Recueil de poèmes en hommage aux deux auteurs
Dans quels personnages Truffaut s’est-il incarné ?
Cinéma | De nombreux personnages imaginés par Truffaut reflètent des aspects de sa personnalité. Bien sûr, il y a le réalisateur fervent qu'il interprète lui-même dans “La Nuit américaine”. D'autres sont aussi révélateurs…
L’éternel enfant : Jean-Pierre Léaud dans Les Quatre Cents Coups (1959)

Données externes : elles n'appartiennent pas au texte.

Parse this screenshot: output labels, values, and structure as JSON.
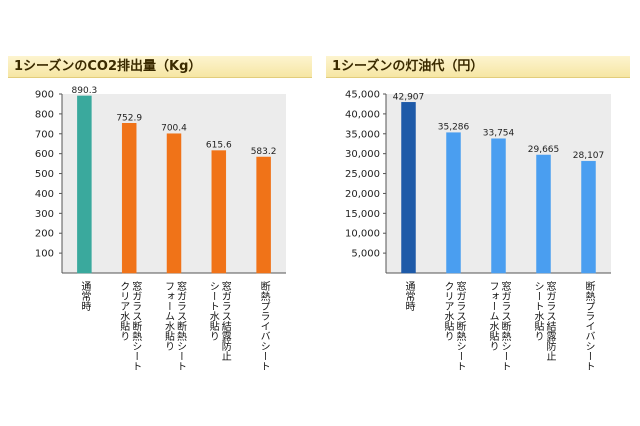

Antoine Doinel : personnage imaginaire fait de projections et d'influences réciproques, synthèse de François Truffaut et de Jean-Pierre Léaud. Grâce à cet alter ego à la fois touchant et truculent, le cinéaste a pu raconter son enfance meurtrie en tempérant sa cruauté, par pudeur. Par fascination, aussi, pour son jeune interprète, doté de l'aplomb gouailleur et frondeur que lui-même, plus « sournois », avouait-il, aurait voulu posséder. Négligé par sa mère et son beau-père, de père longtemps inconnu, Truffaut n'a jamais oublié l'enfant à vif et difficile qu'il fut. Une fois cinéaste et père (de trois filles), il n'a cessé de le porter en lui, tout en l'enrichissant de fantaisie et de facétie tendre. Manière de rattraper la part de jeu et d'innocence dont il avait été naguère privé.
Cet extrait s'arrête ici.